JACAREZINHO

Juízes apontam crime contra a humanidade

Em documento encaminhado ao ministro Edson Fachin, do Supremo Tribunal Federal, a associação Juízes para a Democracia classificou como “crime contra a humanidade” a operação da Polícia Civil que deixou ao menos 28 mortos na favela do Jacarezinho, na zona norte do Rio, na última quinta-feira. A incursão, no entanto, recebeu guarida da corporação. A Associação dos Delegados de Polícia do Brasil (Adepol) divulgou nota prestando “pleno e irrestrito apoio” à incursão.

“Informamos que a Adepol do Brasil não aceitará qualquer pré-condenação à legítima e necessária ação empreendida pela gloriosa Polícia Civil do Estado do Rio de Janeiro, sendo repugnante presenciar alarmas descontextualizados e pré-julgamentos com viés estigmatizante diante do resultado da operação policial em comento”, diz um trecho da nota da Adepol. No texto, a associação afirma que eventuais excessos no uso da força letal policial devem ser apurados “sem vieses ideológicos ou sensacionalistas”.

Ontem, a polícia divulgou os nomes das 28 pessoas mortas na operação. A corporação alega que, tirando o agente André Frias, que perdeu a vida no tiroteio, todos os demais eram “criminosos”. A Adepol, por sua vez, afirmou, na nota, que “o uso progressivo da força se coaduna totalmente com o emprego de força letal nos casos de atentados à vida de policiais e de cidadãos, notadamente quando há utilização desenfreada de equipamentos de guerra por narcoterroristas que adotam táticas de guerra irregular”.

A operação está sendo investigada pela Defensoria Pública. Em alguns casos, segundo representantes do órgão e depoimentos de moradores, há indícios de mortos sem confronto ou que já estavam feridos e rendidos. Defensores falam em “execução” e classificam o episódio como uma chacina.

A maioria dos óbitos no Jacarezinho aconteceu depois que o policial Frias foi morto, o que levou observadores a levantar a hipótese de “vingança” por parte dos agentes — o que a corporação nega.

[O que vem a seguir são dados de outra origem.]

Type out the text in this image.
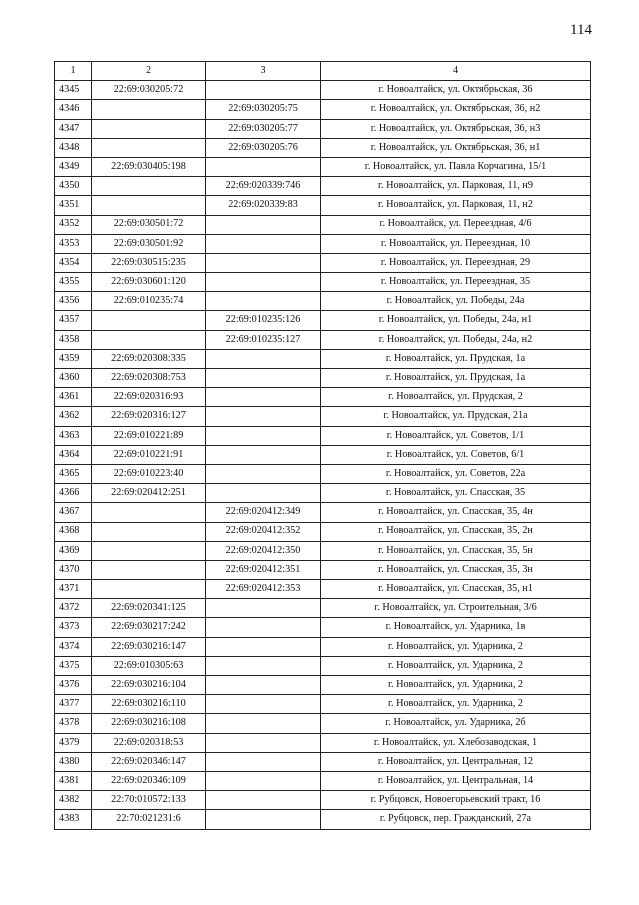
114
1	2	3	4
4345	22:69:030205:72		г. Новоалтайск, ул. Октябрьская, 36
4346		22:69:030205:75	г. Новоалтайск, ул. Октябрьская, 36, н2
4347		22:69:030205:77	г. Новоалтайск, ул. Октябрьская, 36, н3
4348		22:69:030205:76	г. Новоалтайск, ул. Октябрьская, 36, н1
4349	22:69:030405:198		г. Новоалтайск, ул. Павла Корчагина, 15/1
4350		22:69:020339:746	г. Новоалтайск, ул. Парковая, 11, н9
4351		22:69:020339:83	г. Новоалтайск, ул. Парковая, 11, н2
4352	22:69:030501:72		г. Новоалтайск, ул. Переездная, 4/6
4353	22:69:030501:92		г. Новоалтайск, ул. Переездная, 10
4354	22:69:030515:235		г. Новоалтайск, ул. Переездная, 29
4355	22:69:030601:120		г. Новоалтайск, ул. Переездная, 35
4356	22:69:010235:74		г. Новоалтайск, ул. Победы, 24а
4357		22:69:010235:126	г. Новоалтайск, ул. Победы, 24а, н1
4358		22:69:010235:127	г. Новоалтайск, ул. Победы, 24а, н2
4359	22:69:020308:335		г. Новоалтайск, ул. Прудская, 1а
4360	22:69:020308:753		г. Новоалтайск, ул. Прудская, 1а
4361	22:69:020316:93		г. Новоалтайск, ул. Прудская, 2
4362	22:69:020316:127		г. Новоалтайск, ул. Прудская, 21а
4363	22:69:010221:89		г. Новоалтайск, ул. Советов, 1/1
4364	22:69:010221:91		г. Новоалтайск, ул. Советов, 6/1
4365	22:69:010223:40		г. Новоалтайск, ул. Советов, 22а
4366	22:69:020412:251		г. Новоалтайск, ул. Спасская, 35
4367		22:69:020412:349	г. Новоалтайск, ул. Спасская, 35, 4н
4368		22:69:020412:352	г. Новоалтайск, ул. Спасская, 35, 2н
4369		22:69:020412:350	г. Новоалтайск, ул. Спасская, 35, 5н
4370		22:69:020412:351	г. Новоалтайск, ул. Спасская, 35, 3н
4371		22:69:020412:353	г. Новоалтайск, ул. Спасская, 35, н1
4372	22:69:020341:125		г. Новоалтайск, ул. Строительная, 3/6
4373	22:69:030217:242		г. Новоалтайск, ул. Ударника, 1в
4374	22:69:030216:147		г. Новоалтайск, ул. Ударника, 2
4375	22:69:010305:63		г. Новоалтайск, ул. Ударника, 2
4376	22:69:030216:104		г. Новоалтайск, ул. Ударника, 2
4377	22:69:030216:110		г. Новоалтайск, ул. Ударника, 2
4378	22:69:030216:108		г. Новоалтайск, ул. Ударника, 2б
4379	22:69:020318:53		г. Новоалтайск, ул. Хлебозаводская, 1
4380	22:69:020346:147		г. Новоалтайск, ул. Центральная, 12
4381	22:69:020346:109		г. Новоалтайск, ул. Центральная, 14
4382	22:70:010572:133		г. Рубцовск, Новоегорьевский тракт, 16
4383	22:70:021231:6		г. Рубцовск, пер. Гражданский, 27а
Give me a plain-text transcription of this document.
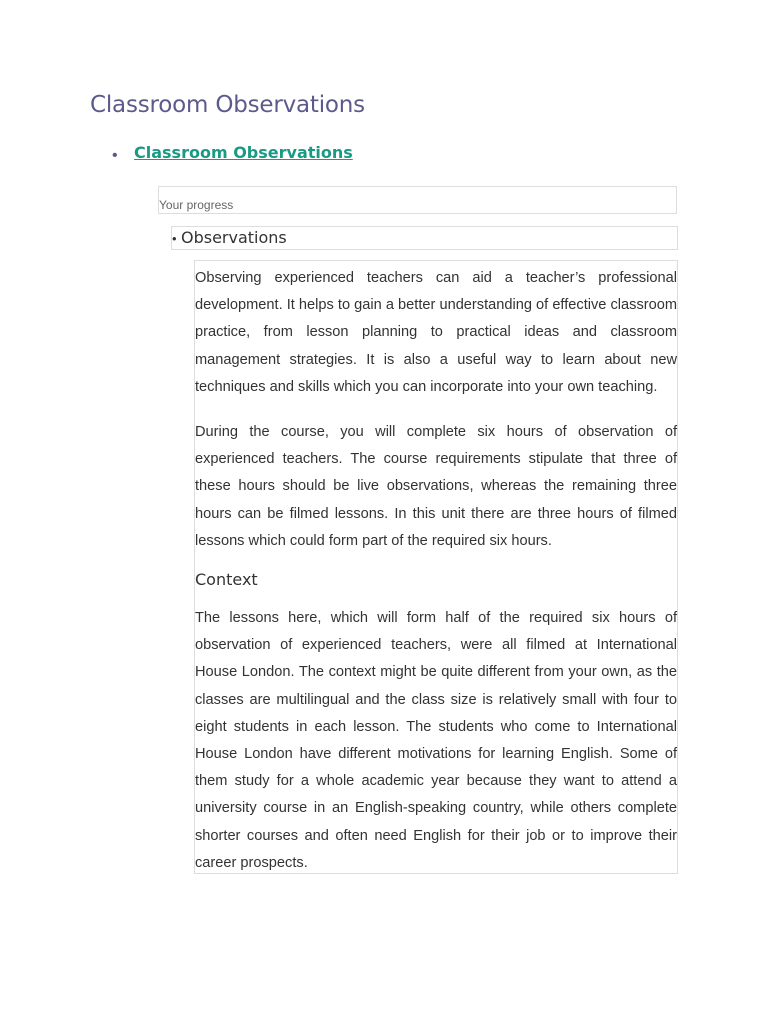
Classroom Observations
• Classroom Observations
Your progress
• Observations

Observing experienced teachers can aid a teacher’s professional development. It helps to gain a better understanding of effective classroom practice, from lesson planning to practical ideas and classroom management strategies. It is also a useful way to learn about new techniques and skills which you can incorporate into your own teaching.

During the course, you will complete six hours of observation of experienced teachers. The course requirements stipulate that three of these hours should be live observations, whereas the remaining three hours can be filmed lessons. In this unit there are three hours of filmed lessons which could form part of the required six hours.

Context

The lessons here, which will form half of the required six hours of observation of experienced teachers, were all filmed at International House London. The context might be quite different from your own, as the classes are multilingual and the class size is relatively small with four to eight students in each lesson. The students who come to International House London have different motivations for learning English. Some of them study for a whole academic year because they want to attend a university course in an English-speaking country, while others complete shorter courses and often need English for their job or to improve their career prospects.
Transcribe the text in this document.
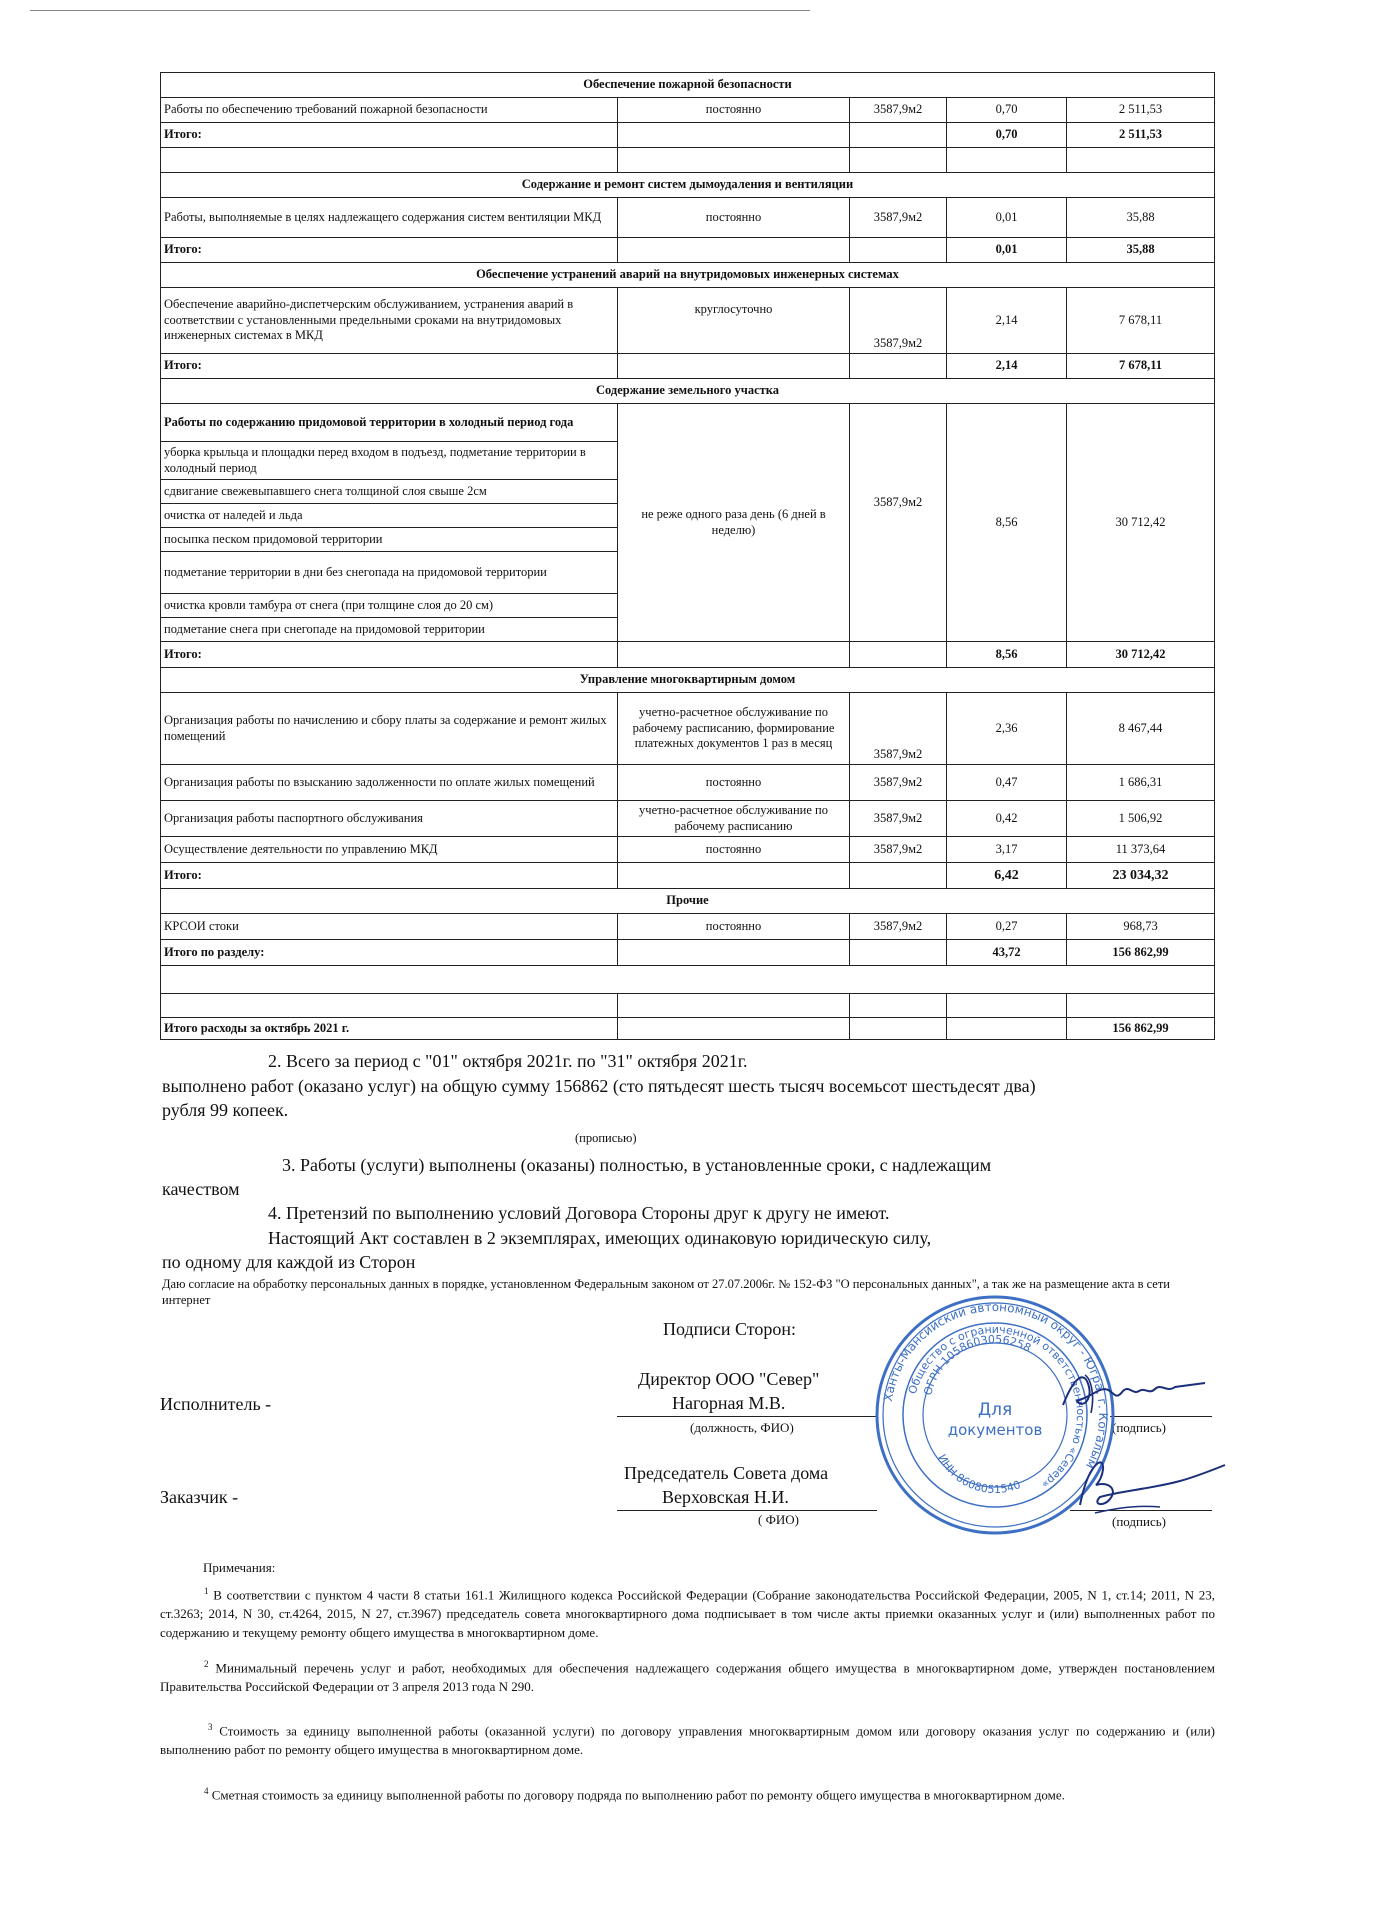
Обеспечение пожарной безопасности				
Работы по обеспечению требований пожарной безопасности	постоянно	3587,9м2	0,70	2 511,53
Итого:			0,70	2 511,53

Содержание и ремонт систем дымоудаления и вентиляции				
Работы, выполняемые в целях надлежащего содержания систем вентиляции МКД	постоянно	3587,9м2	0,01	35,88
Итого:			0,01	35,88
Обеспечение устранений аварий на внутридомовых инженерных системах				
Обеспечение аварийно-диспетчерским обслуживанием, устранения аварий в соответствии с установленными предельными сроками на внутридомовых инженерных системах в МКД	круглосуточно	3587,9м2	2,14	7 678,11
Итого:			2,14	7 678,11
Содержание земельного участка				
Работы по содержанию придомовой территории в холодный период года	не реже одного раза день (6 дней в неделю)	3587,9м2	8,56	30 712,42
уборка крыльца и площадки перед входом в подъезд, подметание территории в холодный период				
сдвигание свежевыпавшего снега толщиной слоя свыше 2см				
очистка от наледей и льда				
посыпка песком придомовой территории				
подметание территории в дни без снегопада на придомовой территории				
очистка кровли тамбура от снега (при толщине слоя до 20 см)				
подметание снега при снегопаде на придомовой территории				
Итого:			8,56	30 712,42
Управление многоквартирным домом				
Организация работы по начислению и сбору платы за содержание и ремонт жилых помещений	учетно-расчетное обслуживание по рабочему расписанию, формирование платежных документов 1 раз в месяц	3587,9м2	2,36	8 467,44
Организация работы по взысканию задолженности по оплате жилых помещений	постоянно	3587,9м2	0,47	1 686,31
Организация работы паспортного обслуживания	учетно-расчетное обслуживание по рабочему расписанию	3587,9м2	0,42	1 506,92
Осуществление деятельности по управлению МКД	постоянно	3587,9м2	3,17	11 373,64
Итого:			6,42	23 034,32
Прочие				
КРСОИ стоки	постоянно	3587,9м2	0,27	968,73
Итого по разделу:			43,72	156 862,99

Итого расходы за октябрь 2021 г.				156 862,99
2. Всего за период с "01" октября 2021г. по "31" октября 2021г.
выполнено работ (оказано услуг) на общую сумму 156862 (сто пятьдесят шесть тысяч восемьсот шестьдесят два)
рубля 99 копеек.
(прописью)
3. Работы (услуги) выполнены (оказаны) полностью, в установленные сроки, с надлежащим
качеством
4. Претензий по выполнению условий Договора Стороны друг к другу не имеют.
Настоящий Акт составлен в 2 экземплярах, имеющих одинаковую юридическую силу,
по одному для каждой из Сторон
Даю согласие на обработку персональных данных в порядке, установленном Федеральным законом от 27.07.2006г. № 152-ФЗ "О персональных данных", а так же на размещение акта в сети интернет
Подписи Сторон:
Исполнитель -
Директор ООО "Север"
Нагорная М.В.
(должность, ФИО)	(подпись)
Заказчик -
Председатель Совета дома
Верховская Н.И.
( ФИО)	(подпись)
Ханты-Мансийский автономный округ - Югра, г. Когалым
Общество с ограниченной ответственностью «Север»
ОГРН 1058603056258
ИНН 8608051540
Для
документов
Примечания:
$^1$ В соответствии с пунктом 4 части 8 статьи 161.1 Жилищного кодекса Российской Федерации (Собрание законодательства Российской Федерации, 2005, N 1, ст.14; 2011, N 23, ст.3263; 2014, N 30, ст.4264, 2015, N 27, ст.3967) председатель совета многоквартирного дома подписывает в том числе акты приемки оказанных услуг и (или) выполненных работ по содержанию и текущему ремонту общего имущества в многоквартирном доме.
$^2$ Минимальный перечень услуг и работ, необходимых для обеспечения надлежащего содержания общего имущества в многоквартирном доме, утвержден постановлением Правительства Российской Федерации от 3 апреля 2013 года N 290.
$^3$ Стоимость за единицу выполненной работы (оказанной услуги) по договору управления многоквартирным домом или договору оказания услуг по содержанию и (или) выполнению работ по ремонту общего имущества в многоквартирном доме.
$^4$ Сметная стоимость за единицу выполненной работы по договору подряда по выполнению работ по ремонту общего имущества в многоквартирном доме.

No documento encaminhado ao ministro Edson Fachin, a associação Juízes para a Democracia também pede que o governo fluminense seja obrigado a seguir uma série de protocolos nas ações policiais e a prestar informações sobre a incursão da última quinta-feira.

Em agosto do ano passado, o Supremo referendou uma liminar concedida por Fachin e restringiu operações policiais em comunidades do Rio de Janeiro até o fim da pandemia do coronavírus. A decisão estabelece que as ações nas favelas só podem ocorrer em hipóteses “absolutamente excepcionais”, desde que sejam justificadas por escrito pela autoridade competente e comunicadas ao Ministério Público do Estado.

A proposta da associação Juízes para a Democracia é que, além das restrições já estabelecidas, todos os policiais passem a usar câmeras de vídeo com transmissão remota nos uniformes caso sejam deslocados para operações. A ideia é que os detalhes das ações fiquem registrados e possam ser usados como provas dos procedimentos adotados.

Em outra frente, a associação aumenta a pressão para que as autoridades do Rio de Janeiro prestem esclarecimentos urgentes sobre a operação. A Juízes para a Democracia sugere que os responsáveis pela incursão sejam afastados dos cargos enquanto corre a investigação e que o governo fluminense seja cobrado a prestar informações sobre o descumprimento da ordem do STF que restringiu as ações nas favelas.